А Фомке скажите, чтоб и не встречался со мной; не то я такую чувствительную
встречу ему сочиню, что он…
Но последних слов уж не было слышно. Коляска, принятая
дружно четверкою сильных коней, исчезла в облаках пыли. Подали и мой тарантас;
я сел в него, и мы тотчас же проехали городишко. «Конечно, этот господин
привирает, – подумал я, – он слишком сердит и не может быть беспристрастным. Но
опять-таки все, что он говорил о дяде, очень замечательно. Вот уж два голоса
согласны в том, что дядя любит эту девицу… Гм! Женюсь я иль нет?» В этот раз я
крепко задумался.
III
Дядя
Признаюсь, я даже немного струсил. Романические мечты мои
показались мне вдруг чрезвычайно странными, даже как будто и глупыми, как
только я въехал в Степанчиково. Это было часов около пяти пополудни. Дорога шла
мимо барского сада. Снова, после долгих лет разлуки, я увидел этот огромный
сад, в котором мелькнуло несколько счастливых дней моего детства и который много
раз потом снился мне во сне, в дортуарах школ, хлопотавших о моем образовании.

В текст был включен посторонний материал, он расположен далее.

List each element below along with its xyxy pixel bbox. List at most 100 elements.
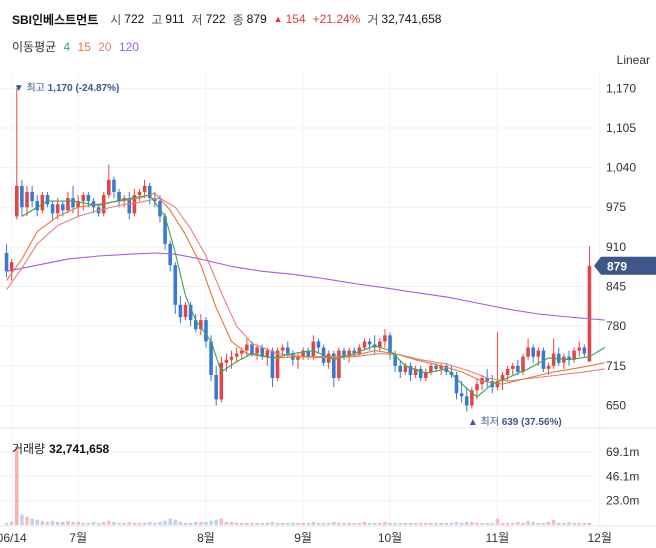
candle-body	[14, 185, 19, 217]
volume-bar	[275, 522, 280, 525]
candles	[4, 88, 592, 412]
candle-body	[147, 185, 152, 199]
volume-bar	[510, 522, 515, 525]
volume-bar	[342, 522, 346, 525]
volume-bar	[153, 522, 157, 525]
volume-bar	[76, 521, 80, 525]
candle-body	[107, 179, 111, 196]
volume-bar	[178, 521, 183, 525]
stock-name: SBI인베스트먼트	[12, 12, 99, 27]
volume-bar	[403, 522, 408, 525]
volume-bar	[562, 522, 566, 525]
volume-bar	[122, 522, 126, 525]
ma-legend-label: 이동평균	[12, 40, 57, 54]
volume-bar	[173, 519, 178, 525]
candle-body	[229, 356, 234, 360]
volume-bar	[219, 518, 224, 525]
volume-bar	[475, 522, 479, 525]
candle-body	[572, 350, 576, 360]
open-label: 시	[110, 12, 122, 27]
y-tick-label: 1,105	[606, 121, 636, 135]
volume-bar	[71, 521, 75, 525]
volume-bar	[398, 522, 403, 525]
volume-bar	[551, 519, 556, 525]
volume-bar	[587, 522, 592, 525]
candle-body	[71, 198, 75, 208]
candle-body	[137, 191, 142, 196]
volume-bar	[291, 522, 295, 525]
current-price-label: 879	[607, 259, 627, 273]
volume-bar	[485, 522, 489, 525]
close-label: 종	[232, 12, 244, 27]
low-label: 저	[191, 12, 203, 27]
candle-body	[245, 344, 249, 351]
volume-tick-label: 69.1m	[606, 445, 639, 459]
volume-bar	[332, 521, 336, 525]
candle-body	[424, 371, 428, 379]
volume-bar	[50, 520, 55, 525]
ma-legend-4[interactable]: 4	[63, 40, 71, 54]
volume-bar	[352, 522, 357, 525]
candle-body	[388, 335, 392, 354]
volume-bar	[408, 522, 413, 525]
candle-body	[117, 191, 121, 202]
volume-bar	[96, 522, 101, 525]
candle-body	[556, 353, 561, 363]
candle-body	[577, 347, 582, 351]
volume-bar	[163, 520, 167, 525]
candle-body	[383, 335, 387, 342]
volume-bar	[434, 522, 438, 525]
volume-bar	[357, 522, 362, 525]
change-value: 154	[285, 12, 306, 26]
candle-body	[347, 350, 351, 357]
volume-bar	[40, 520, 45, 525]
volume-bar	[45, 521, 50, 525]
high-value: 911	[165, 12, 185, 26]
volume-tick-label: 23.0m	[606, 494, 639, 508]
volume-bar	[480, 522, 484, 525]
open-value: 722	[124, 12, 145, 26]
volume-bar	[459, 522, 464, 525]
scale-mode-toggle[interactable]: Linear	[616, 53, 650, 67]
volume-bar	[337, 522, 341, 525]
candle-body	[280, 347, 285, 351]
candle-body	[224, 359, 229, 363]
volume-bar	[214, 519, 218, 525]
axis-labels: 1,170 1,105 1,040 975 910 845 780 715 650 06/14 7월…	[0, 81, 639, 545]
candle-body	[168, 243, 172, 266]
candle-body	[418, 368, 423, 379]
volume-bars	[4, 446, 592, 525]
volume-bar	[183, 522, 188, 525]
candle-body	[285, 347, 290, 354]
volume-bar	[567, 521, 571, 525]
ma-legend-20[interactable]: 20	[98, 40, 112, 54]
candle-body	[541, 350, 546, 369]
ma-legend-120[interactable]: 120	[118, 40, 139, 54]
volume-panel-label: 거래량	[12, 442, 46, 456]
volume-bar	[454, 521, 459, 525]
volume-bar	[439, 522, 443, 525]
candle-body	[306, 350, 311, 357]
y-tick-label: 715	[606, 359, 626, 373]
volume-bar	[521, 522, 525, 525]
volume-bar	[255, 522, 259, 525]
candle-body	[311, 341, 316, 357]
change-percent: +21.24%	[312, 12, 361, 26]
candle-body	[551, 353, 556, 366]
volume-bar	[505, 522, 510, 525]
ma-legend: 이동평균 4 15 20 120	[12, 38, 143, 55]
candle-body	[173, 265, 178, 305]
volume-bar	[147, 521, 152, 525]
candle-body	[393, 353, 397, 366]
volume-bar	[577, 522, 582, 525]
candle-body	[250, 344, 254, 354]
candle-body	[214, 374, 218, 400]
candle-body	[531, 347, 535, 357]
x-tick-label: 12월	[587, 531, 611, 545]
volume-bar	[270, 521, 275, 525]
stock-header: SBI인베스트먼트 시 722 고 911 저 722 종 879 ▲ 154 …	[12, 10, 448, 28]
ma-legend-15[interactable]: 15	[77, 40, 91, 54]
volume-bar	[14, 446, 19, 525]
candle-body	[587, 265, 592, 362]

Я выскочил из повозки и пошел прямо через сад к барскому дому. Мне очень
хотелось явиться втихомолку, разузнать, выспросить и прежде всего наговориться
с дядей. Так и случилось. Пройдя аллею столетних лип, я ступил на террасу, с
которой стеклянною дверью прямо входили во внутренние комнаты. Эта терраса была
окружена клумбами цветов и заставлена горшками дорогих растений. Здесь я
встретил одного из туземцев, старого Гаврилу, бывшего когда-то моим дядькой, а
теперь почетного камердинера дядюшки. Старик был в очках и держал в руке
тетрадку, которую читал с необыкновенным вниманием. Мы виделись с ним два года
назад, в Петербурге, куда он приезжал вместе с дядей, а потому он тотчас же
теперь узнал меня. С радостными слезами бросился он целовать мои руки, причем
очки слетели с его носа на пол. Такая привязанность старика меня очень тронула.
Но, взволнованный недавним разговором с господином Бахчеевым, я прежде всего
обратил внимание на подозрительную тетрадку, бывшую в руках у Гаврилы.